Quebecor World Inc.
- Type: Public
- Industry: Commercial and industrial printing
- Founded: 1954
- Headquarters: Montreal, Quebec, Canada
- Key people: Jacques Mallette, CEO
- Number of employees: 43,000
- Website: www.worldcolor.com

= Quebecor World =

History

Quebecor World Inc. was a printing subsidiary of Quebecor Inc. based in Montreal, Quebec. It comprised a number of small and large print shops throughout the world. In 2010, Quebecor World (now known as Worldcolor) was acquired by Wisconsin-based Quad/Graphics.

== History ==
Quebecor Printing started in 1954 with a single printing press. It began its expansion outside of Canada in 1985, when it bought Pendell Printing, a Midland, Michigan-based company and renamed Quebecor Pendell Printing Incorporated. The old Pendell plant became a Quad/Graphics (which acquired Quebecor World in 2010) until it closed in 2019. In 1988, it purchased the printing plants of Bell Canada Enterprises. This was followed by the 1990 purchase of the shops of Maxwell Graphics Incorporated of Minnesota from Maxwell Communication Corporation.

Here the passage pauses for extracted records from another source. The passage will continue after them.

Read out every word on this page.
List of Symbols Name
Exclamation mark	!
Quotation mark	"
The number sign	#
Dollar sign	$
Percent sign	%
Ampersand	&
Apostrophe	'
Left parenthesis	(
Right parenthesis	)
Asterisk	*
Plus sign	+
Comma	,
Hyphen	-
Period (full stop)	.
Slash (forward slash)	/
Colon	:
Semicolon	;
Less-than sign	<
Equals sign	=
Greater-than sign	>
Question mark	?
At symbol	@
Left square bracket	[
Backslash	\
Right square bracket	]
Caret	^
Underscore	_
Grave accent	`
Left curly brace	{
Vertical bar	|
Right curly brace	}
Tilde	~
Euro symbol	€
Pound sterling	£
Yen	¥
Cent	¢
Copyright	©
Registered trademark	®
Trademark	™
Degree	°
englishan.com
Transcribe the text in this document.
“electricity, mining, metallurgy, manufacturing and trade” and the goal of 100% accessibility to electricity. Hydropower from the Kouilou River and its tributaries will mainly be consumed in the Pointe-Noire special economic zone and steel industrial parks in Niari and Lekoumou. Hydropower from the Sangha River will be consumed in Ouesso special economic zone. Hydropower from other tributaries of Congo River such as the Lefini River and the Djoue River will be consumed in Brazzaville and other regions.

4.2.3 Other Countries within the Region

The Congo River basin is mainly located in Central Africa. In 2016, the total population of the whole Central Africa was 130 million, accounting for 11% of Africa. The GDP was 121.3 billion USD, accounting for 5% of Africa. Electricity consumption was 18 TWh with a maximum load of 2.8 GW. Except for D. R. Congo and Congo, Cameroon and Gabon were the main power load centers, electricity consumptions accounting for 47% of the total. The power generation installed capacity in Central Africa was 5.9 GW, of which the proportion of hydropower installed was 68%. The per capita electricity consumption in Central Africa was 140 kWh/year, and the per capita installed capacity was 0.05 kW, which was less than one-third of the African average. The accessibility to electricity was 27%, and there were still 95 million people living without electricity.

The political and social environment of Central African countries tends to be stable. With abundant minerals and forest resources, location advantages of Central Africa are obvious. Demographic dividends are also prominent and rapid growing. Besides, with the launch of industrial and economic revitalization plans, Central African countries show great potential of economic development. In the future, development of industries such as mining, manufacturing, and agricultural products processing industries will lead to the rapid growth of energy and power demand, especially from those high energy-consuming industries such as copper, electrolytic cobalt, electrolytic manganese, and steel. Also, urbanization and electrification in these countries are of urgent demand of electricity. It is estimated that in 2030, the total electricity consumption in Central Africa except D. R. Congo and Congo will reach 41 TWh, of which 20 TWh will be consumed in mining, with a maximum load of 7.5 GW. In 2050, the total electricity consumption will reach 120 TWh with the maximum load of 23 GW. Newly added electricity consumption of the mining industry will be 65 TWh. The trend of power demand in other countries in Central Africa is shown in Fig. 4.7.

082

=== Merger with World Color Press ===
In 1999, Quebecor Printing merged with World Color Press in a US$2.7 billion deal to create Quebecor World. (World Color Press was founded in 1904 in St. Louis, MO. World Color had pursued major expansions in 1996 and 1997, purchasing Ringier America and Rand McNally's Book Services Group.)

=== Financial struggles ===
Quebecor entered a difficult period in the early 2000s as the market has gradually shifted focus to digital media. In response, the company's Board of Directors named Wes Lucas President and CEO, replacing Pierre Karl Péladeau, and announced a reorganization of its American book and magazine platforms, closing plants in Kingsport, TN, Phoenix, Arizona, and Brookfield, WI.

Quebecor World (USA) Inc. filed for USA Chapter 11 bankruptcy protection on January 21, 2008 at the United States Bankruptcy Court for the Southern District of New York, as well as for protection under the Canadian Companies' Creditors Arrangement Act at the Superior Court of Québec at Montreal. At the time of bankruptcy, the company's clients included printing publications for TIME, Parade, and also catalogs for Victoria's Secret.

In May 2009, Chicago-based printer RR Donnelley tendered an unsolicited bid to purchase Quebecor World, which was rejected as the company emerged from creditor protection in July (having changed its name back to "Worldcolor Press").

On July 2, 2010, Sussex, Wisconsin-based printer Quad/Graphics purchased Worldcolor.

== Locations ==
Quebecor had facilities in the United States, Canada, Brazil, France, the United Kingdom, Belgium, Spain, Austria, Sweden, Switzerland, Finland, Chile, Argentina, Peru, Colombia, Mexico, and India.

The former QW plant in Richmond Hill, Ontario was shuttered in early 2009, but the Aurora, Ontario location was acquired by Quad/Graphics and since sold to TC Transcontinental in 2013.